I personally think it would be funny to see someone who's not in marching band take sixteen steps backwards over two and a half yard lines to 160 bpm.
Mini Band Camp
Before band camp even starts, the band gets together for three days from 6:00 to 8:30 to learn basics (roll step, backwards march, left/right face, about face)
At band camp, we get up at 6:30, walk to the flag on top of the hill, stand at attention and then wait to get broken by the seniors, go to breakfast, walk to the field, and practice for hours. After morning practice, we have lunch, do section practice for an hour, go to field and practice more. Then we have dinner and after that is rec time for two hours (thank goodness), practice until nine, group activities until ten, and we're not allowed to go to bed until eleven.
The students in this schools marching band practiced every Tuesday and Thursday from 6:30 to 8:00 doing the same thing over and over again.
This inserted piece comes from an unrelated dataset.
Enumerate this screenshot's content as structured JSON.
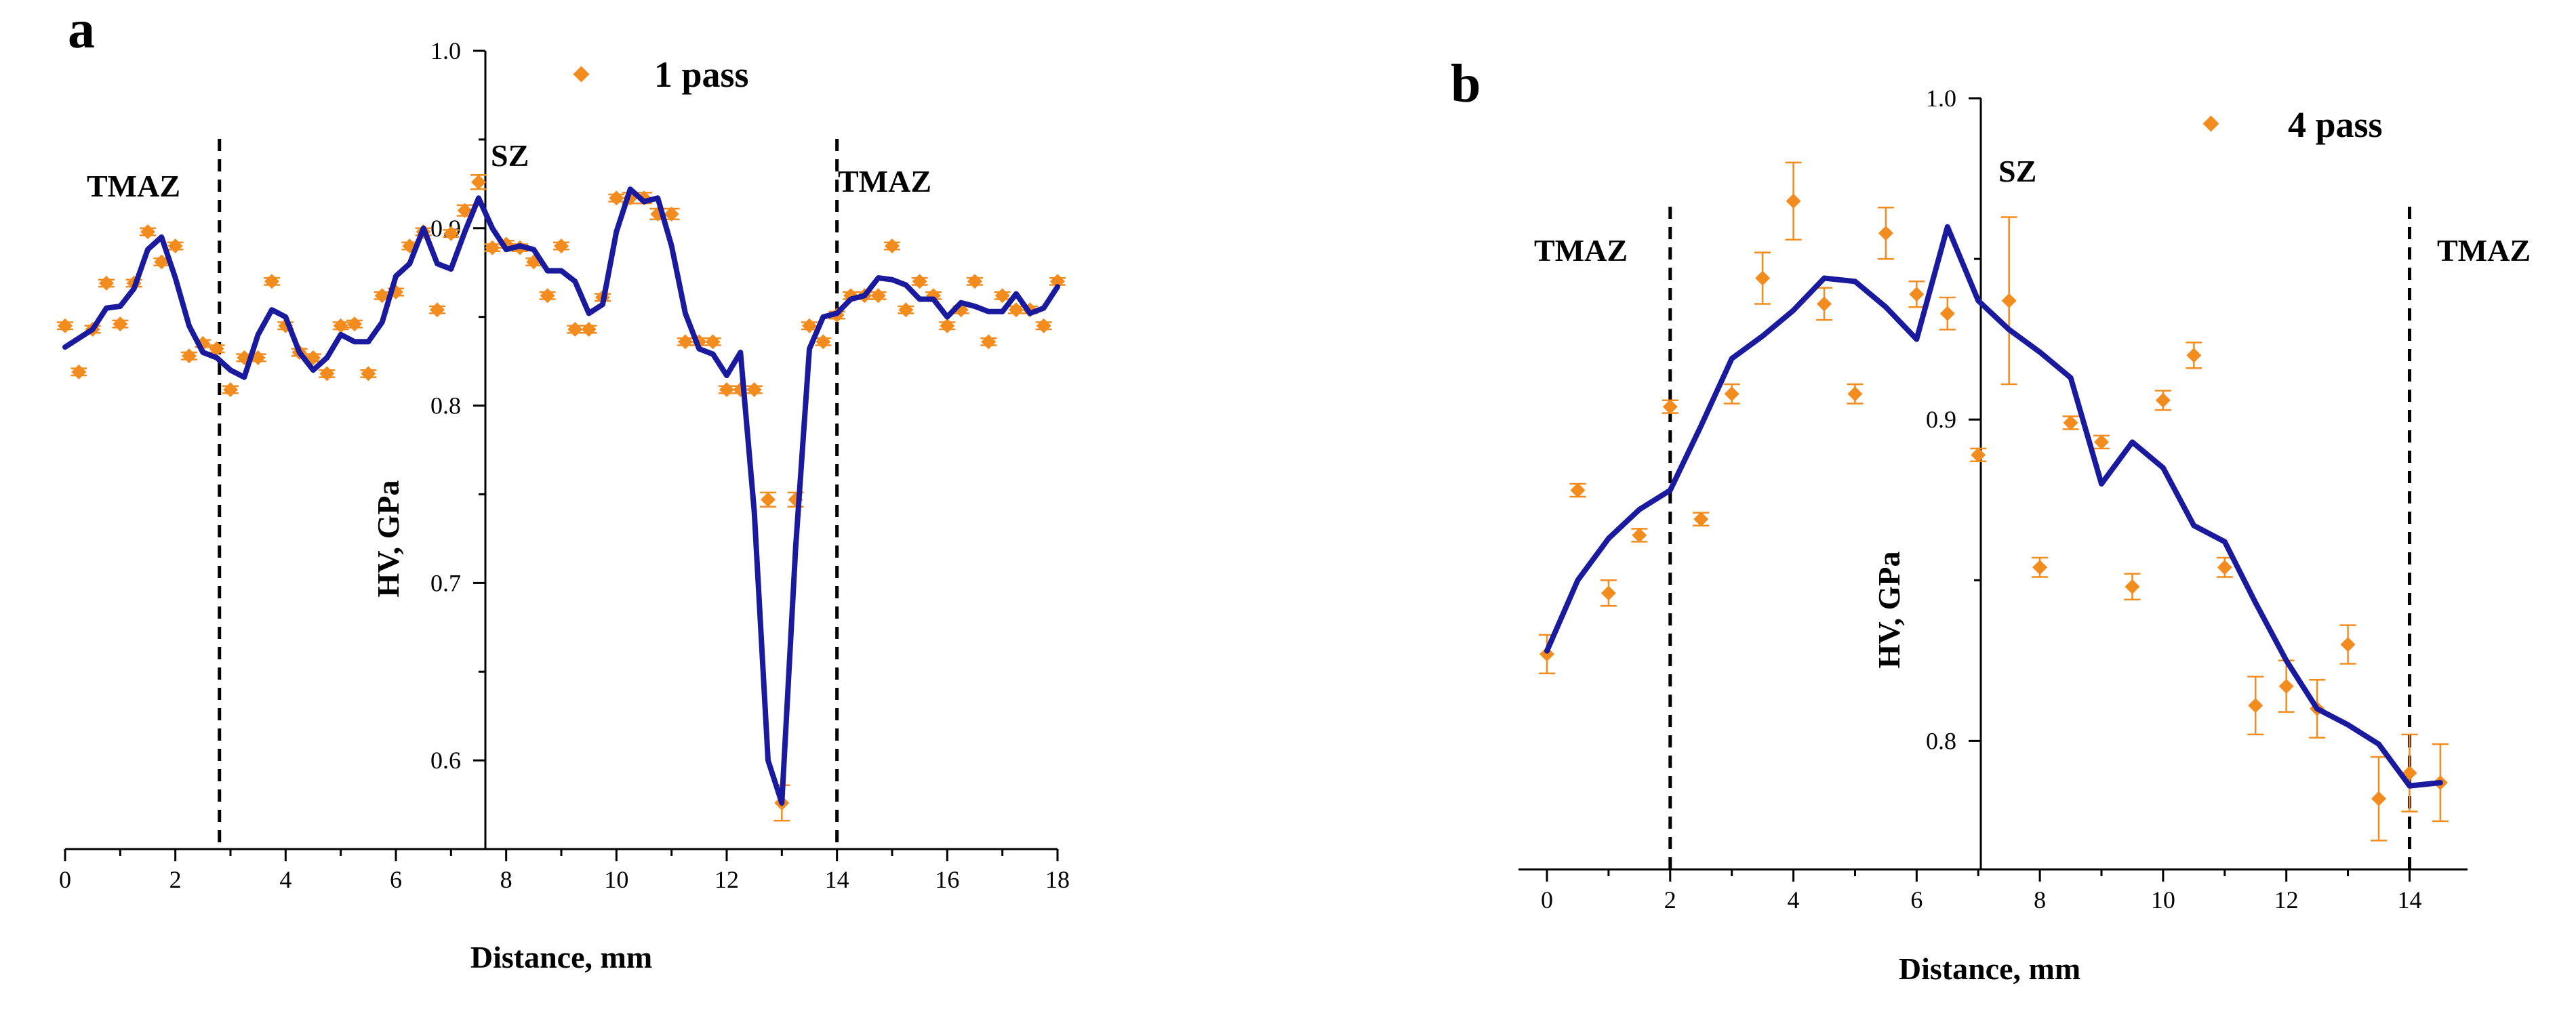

To band director, one more time means at least five more. Section leaders can call a sectional at least an hour before practice starts to work on marching, music, or both.
Marching band competitions give 1-3 ratings. 1 being the best, 3 being the worst. Competitions also give out awards, like at Brandon.
Marching band should be considered a sport, because according to the definition it's "an athletic activity requiring skill or physical prowess..." (dictionary.com). Marching requires commitment, endurance, and hours of practice.